The Agony in the Garden is a remarkable piece of the Passion of Christ. It is poised between his life and his death – between the Last Supper and the Way of the Cross. Here we have a story that sends a chill down our spines when we read it – first, because the suffering of Christ touches us. But we are also disturbed by the passage because it touches something very close to home for each one of us. The agony of Christ is a familiar struggle – between life and death, between his will and the will of the Father, between the past and the future.
Only Luke uses the word “agony” (sometimes translated “anguish”) in his account of the scene at Gethsemane: “In his anguish, he prayed more earnestly” (Lk. 22:44; NRSV). The Greek word here is agonia – its original meaning carried the connotation of the athlete’s struggle, conjuring images of a determined runner on his last legs, or the physical and mental pressures faced by a competitive wrestler. Reflecting this meaning, one Lukan scholar gives a literal translation of the passage as: “Entering the struggle, he continued to pray even more eagerly” (Luke Timothy Johnson, Sacra Pagina). Does this athlete struggle up a sweat? Yes, he does – “and his sweat became like great drops of blood, falling on the ground” (22:44).
The agonia of Christ in the Garden offers us a meditation on all kinds of human struggles. Jesus was not only experiencing the very human dread of suffering and death. He also faced the “sleepiness” of friends in the midst of his anxiety, the betrayal of one close to him, and the impending desertion of the rest. Thus he was not only facing death but utter loneliness. And certainly, in expectation of his death, he naturally looked back at his life – an exercise that in all of its humanity must have included questions and conflict (we know, for example, that Jesus felt conflicted about leaving his followers behind; see Jn. 17:12-15). Finally, Jesus was clearly being crushed in the all-too-familiar crucible of discernment between his own will in that moment and the eternal will of the Father.
The command of Christ – “Follow me!” – includes walking with him to Gethsemane. It is a place we go before every Golgotha of our lives. It is the place of inner turmoil and agonia. Here we struggle with him, and we watch him, to see what he does and imitate him. We see him throw himself to the ground and lie in the dirt of the Garden. Isolated by the sleepiness of his friends, he turns all the more earnestly to the Father. He prays fervently and honestly. And the Father, who never deserts his children, does not change the past nor does he remove the trajectory of suffering from his Son’s life. But he sends an angel to minister to him, and he gives to his Son a resolute spirit. Here in the Garden, Jesus is strengthened to do what he is called to do, to go where he is called to go, to drink from the cup the Father has given him. We see him arise from prayer ready to face the hour at hand. He awakens his friends with a renewed calm and a serene acceptance of his situation: “My betrayer is at hand.”

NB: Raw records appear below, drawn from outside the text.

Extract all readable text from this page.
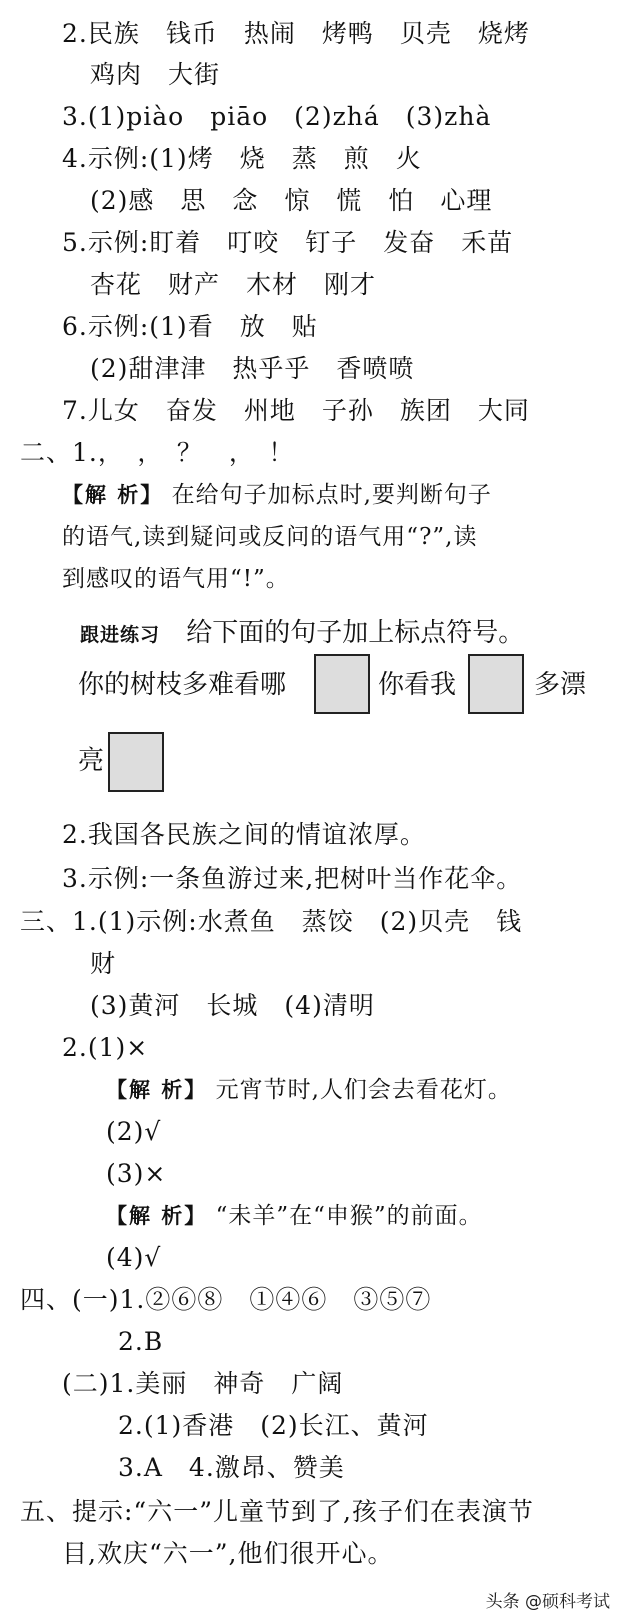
2.民族　钱币　热闹　烤鸭　贝壳　烧烤
鸡肉　大街
3.(1)piào　piāo　(2)zhá　(3)zhà
4.示例:(1)烤　烧　蒸　煎　火
(2)感　思　念　惊　慌　怕　心理
5.示例:盯着　叮咬　钉子　发奋　禾苗
杏花　财产　木材　刚才
6.示例:(1)看　放　贴
(2)甜津津　热乎乎　香喷喷
7.儿女　奋发　州地　子孙　族团　大同
二、1.，　，　？　，　！
【解 析】 在给句子加标点时,要判断句子
的语气,读到疑问或反问的语气用“?”,读
到感叹的语气用“!”。
跟进练习 给下面的句子加上标点符号。
你的树枝多难看哪	你看我	多漂
亮
2.我国各民族之间的情谊浓厚。
3.示例:一条鱼游过来,把树叶当作花伞。
三、1.(1)示例:水煮鱼　蒸饺　(2)贝壳　钱
财
(3)黄河　长城　(4)清明
2.(1)×
【解 析】 元宵节时,人们会去看花灯。
(2)√
(3)×
【解 析】 “未羊”在“申猴”的前面。
(4)√
四、(一)1.②⑥⑧　①④⑥　③⑤⑦
2.B
(二)1.美丽　神奇　广阔
2.(1)香港　(2)长江、黄河
3.A　4.激昂、赞美
五、提示:“六一”儿童节到了,孩子们在表演节
目,欢庆“六一”,他们很开心。
头条 @硕科考试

Our own betrayers are probably not human foes. We are more likely to simply feel betrayed by the natural circumstances of life – illness, loneliness, failed relationships, financial distress, the death of a loved one, anxiety over our children, the burden of old wounds that won’t heal. When we carry these burdens, we really have no choice but to follow the Master to the Garden and allow the agonia to play out. And if we follow him closely, we throw ourselves to the ground and pray honestly. We accept the quiet comfort the Father offers, rise with a resolute spirit, and drink deeply from the cups that do not pass.
The account of Jesus’ struggle at Gethsemane/Mount of Olives is found in Mt. 26:36-46, Mk. 14:32-42, and Lk. 22:39-46. John’s Gospel refers to Jesus’ presence in the garden at the time of his arrest but does not narrate Jesus’ anguish (though at his arrest he uses similar language, saying to Peter, “Am I not to drink the cup that the Father has given me?” Jn. 18:11).